Recentemente a fome no Brasil voltou às manchetes do jornal. No entanto, sabemos, ela não é um problema novo. Por aqui, sofre-se com a situação desde que éramos colônia portuguesa. E só depois dos anos 1930, a partir do pensamento do médico recifense Josué de Castro, começamos a compreender a fome como um problema político, e não apenas algo relativo à produção de alimentos, ou à seca no nordeste, ou à pandemia. Para enfrentá-la, são necessárias políticas públicas sólidas e perenes.

De lá pra cá, quase cem anos depois, já foram criados (e destruídos) diversos programas com o objetivo de aplacar a fome. “O Pnae, na origem, era isso. Ele surgiu como um programa de mitigação da fome”, conta a nutricionista gaúcha Regina Miranda, uma das “figuras ocultas” mais importantes da história recente do Programa Nacional de Alimentação Escolar. Ela é uma das articuladoras da lei nº 11.947, de 2009, que regula o funcionamento do programa até hoje.
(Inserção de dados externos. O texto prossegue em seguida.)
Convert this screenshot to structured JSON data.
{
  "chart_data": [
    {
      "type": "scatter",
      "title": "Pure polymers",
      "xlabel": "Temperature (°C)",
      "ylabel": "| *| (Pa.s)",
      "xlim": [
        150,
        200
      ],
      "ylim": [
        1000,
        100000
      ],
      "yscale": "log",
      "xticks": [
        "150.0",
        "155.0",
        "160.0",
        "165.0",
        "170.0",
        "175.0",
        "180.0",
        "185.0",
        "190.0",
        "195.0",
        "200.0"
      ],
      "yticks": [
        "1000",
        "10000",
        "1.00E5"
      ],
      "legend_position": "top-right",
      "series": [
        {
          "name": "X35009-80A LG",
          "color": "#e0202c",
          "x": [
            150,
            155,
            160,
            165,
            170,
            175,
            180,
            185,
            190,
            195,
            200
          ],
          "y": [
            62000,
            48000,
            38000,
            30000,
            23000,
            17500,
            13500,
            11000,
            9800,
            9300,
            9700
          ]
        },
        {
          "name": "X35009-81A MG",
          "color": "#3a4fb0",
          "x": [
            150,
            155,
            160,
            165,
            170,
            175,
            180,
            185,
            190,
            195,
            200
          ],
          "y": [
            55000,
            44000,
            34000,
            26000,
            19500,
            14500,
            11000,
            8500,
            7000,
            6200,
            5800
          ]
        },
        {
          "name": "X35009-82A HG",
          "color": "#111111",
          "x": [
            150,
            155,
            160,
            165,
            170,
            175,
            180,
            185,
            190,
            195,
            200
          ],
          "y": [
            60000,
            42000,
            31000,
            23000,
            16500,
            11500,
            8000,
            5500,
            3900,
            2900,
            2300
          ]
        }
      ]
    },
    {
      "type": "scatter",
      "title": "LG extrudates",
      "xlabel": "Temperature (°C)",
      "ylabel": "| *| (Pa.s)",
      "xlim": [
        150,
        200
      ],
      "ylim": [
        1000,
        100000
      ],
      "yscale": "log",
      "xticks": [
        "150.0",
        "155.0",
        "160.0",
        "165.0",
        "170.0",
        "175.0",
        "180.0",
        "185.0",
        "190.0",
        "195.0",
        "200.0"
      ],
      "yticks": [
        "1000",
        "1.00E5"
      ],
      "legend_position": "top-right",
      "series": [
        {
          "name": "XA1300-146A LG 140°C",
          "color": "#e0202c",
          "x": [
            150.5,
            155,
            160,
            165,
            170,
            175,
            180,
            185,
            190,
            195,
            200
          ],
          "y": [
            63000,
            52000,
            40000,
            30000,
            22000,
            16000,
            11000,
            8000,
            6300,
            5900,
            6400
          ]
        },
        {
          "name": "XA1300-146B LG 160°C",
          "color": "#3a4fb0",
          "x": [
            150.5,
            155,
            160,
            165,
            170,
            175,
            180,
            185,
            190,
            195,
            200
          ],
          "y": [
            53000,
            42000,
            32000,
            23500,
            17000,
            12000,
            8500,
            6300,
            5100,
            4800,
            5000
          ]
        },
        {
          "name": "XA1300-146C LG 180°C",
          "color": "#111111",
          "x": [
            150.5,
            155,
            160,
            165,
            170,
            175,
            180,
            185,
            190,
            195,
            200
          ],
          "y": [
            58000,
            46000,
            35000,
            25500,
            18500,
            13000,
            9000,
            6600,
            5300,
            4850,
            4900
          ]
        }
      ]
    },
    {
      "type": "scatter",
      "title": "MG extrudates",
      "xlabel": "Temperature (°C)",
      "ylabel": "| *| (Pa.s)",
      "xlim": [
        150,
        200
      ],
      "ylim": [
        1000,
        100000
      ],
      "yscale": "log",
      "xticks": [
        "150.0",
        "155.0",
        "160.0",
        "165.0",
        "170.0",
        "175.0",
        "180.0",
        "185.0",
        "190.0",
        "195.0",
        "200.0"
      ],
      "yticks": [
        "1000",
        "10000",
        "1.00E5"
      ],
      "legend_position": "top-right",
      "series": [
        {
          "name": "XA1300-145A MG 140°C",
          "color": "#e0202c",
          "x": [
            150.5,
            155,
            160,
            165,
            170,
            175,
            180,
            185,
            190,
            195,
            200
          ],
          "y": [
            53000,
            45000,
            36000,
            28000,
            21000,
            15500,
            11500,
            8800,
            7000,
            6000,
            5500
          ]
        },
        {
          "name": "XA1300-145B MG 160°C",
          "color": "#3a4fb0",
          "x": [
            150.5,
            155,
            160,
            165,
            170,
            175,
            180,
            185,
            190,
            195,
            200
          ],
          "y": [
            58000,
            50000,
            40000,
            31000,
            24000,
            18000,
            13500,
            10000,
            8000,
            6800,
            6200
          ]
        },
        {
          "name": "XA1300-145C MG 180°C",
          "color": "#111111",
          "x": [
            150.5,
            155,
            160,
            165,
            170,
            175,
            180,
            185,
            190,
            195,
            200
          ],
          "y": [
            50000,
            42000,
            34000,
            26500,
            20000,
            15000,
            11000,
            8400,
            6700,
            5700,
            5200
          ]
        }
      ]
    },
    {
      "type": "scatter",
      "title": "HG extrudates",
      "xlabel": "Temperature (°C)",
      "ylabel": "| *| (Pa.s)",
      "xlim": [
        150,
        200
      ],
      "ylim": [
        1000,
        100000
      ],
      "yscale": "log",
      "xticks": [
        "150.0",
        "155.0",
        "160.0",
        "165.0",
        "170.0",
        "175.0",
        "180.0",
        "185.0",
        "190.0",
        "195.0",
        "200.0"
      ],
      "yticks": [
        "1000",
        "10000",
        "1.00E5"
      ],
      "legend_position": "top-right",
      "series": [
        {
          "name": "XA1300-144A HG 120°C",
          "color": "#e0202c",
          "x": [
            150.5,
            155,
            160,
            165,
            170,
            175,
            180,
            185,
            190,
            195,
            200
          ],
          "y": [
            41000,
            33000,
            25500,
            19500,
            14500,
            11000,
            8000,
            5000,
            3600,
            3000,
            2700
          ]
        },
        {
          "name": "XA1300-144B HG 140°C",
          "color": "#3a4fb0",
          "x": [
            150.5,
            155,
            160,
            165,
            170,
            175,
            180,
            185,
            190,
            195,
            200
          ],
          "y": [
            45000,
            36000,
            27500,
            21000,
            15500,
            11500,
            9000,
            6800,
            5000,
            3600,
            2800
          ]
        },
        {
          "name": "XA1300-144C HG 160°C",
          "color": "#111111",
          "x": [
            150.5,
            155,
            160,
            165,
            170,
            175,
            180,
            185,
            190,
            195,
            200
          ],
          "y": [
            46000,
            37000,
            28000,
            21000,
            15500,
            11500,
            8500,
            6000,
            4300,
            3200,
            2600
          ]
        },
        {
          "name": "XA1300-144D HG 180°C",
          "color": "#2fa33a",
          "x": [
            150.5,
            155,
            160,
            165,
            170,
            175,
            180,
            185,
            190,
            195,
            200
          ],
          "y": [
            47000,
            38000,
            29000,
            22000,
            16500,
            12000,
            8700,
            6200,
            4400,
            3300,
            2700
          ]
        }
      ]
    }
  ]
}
Regina era integrante do Conselho Nacional de Segurança Alimentar e Nutricional (Consea) quando a lei foi elaborada (conselho que, vale lembrar, foi extinto por Jair Bolsonaro no primeiro dia de governo, em 2019).

A nutricionista já estava envolvida com o combate à fome há muito tempo. Na faculdade, era frequente a utilização da obra de Josué de Castro em seus trabalhos. Mais tarde, fez parte da Ação da Cidadania contra a Fome, a Miséria e pela Vida, fundada em 1993 e liderada pelo sociólogo Herbert de Souza, o Betinho.

Em 2001, ela passou em um concurso da Empresa de Assistência Técnica e Extensão Rural do Rio Grande do Sul (Emater/RS). Sua primeira missão foi dizer (e convencer) no que uma nutricionista poderia contribuir para o trabalho da extensão rural. Passou, então, os seis meses seguintes viajando pelo estado, conhecendo o trabalho da Emater, estudando, e voltou com uma ideia em mente.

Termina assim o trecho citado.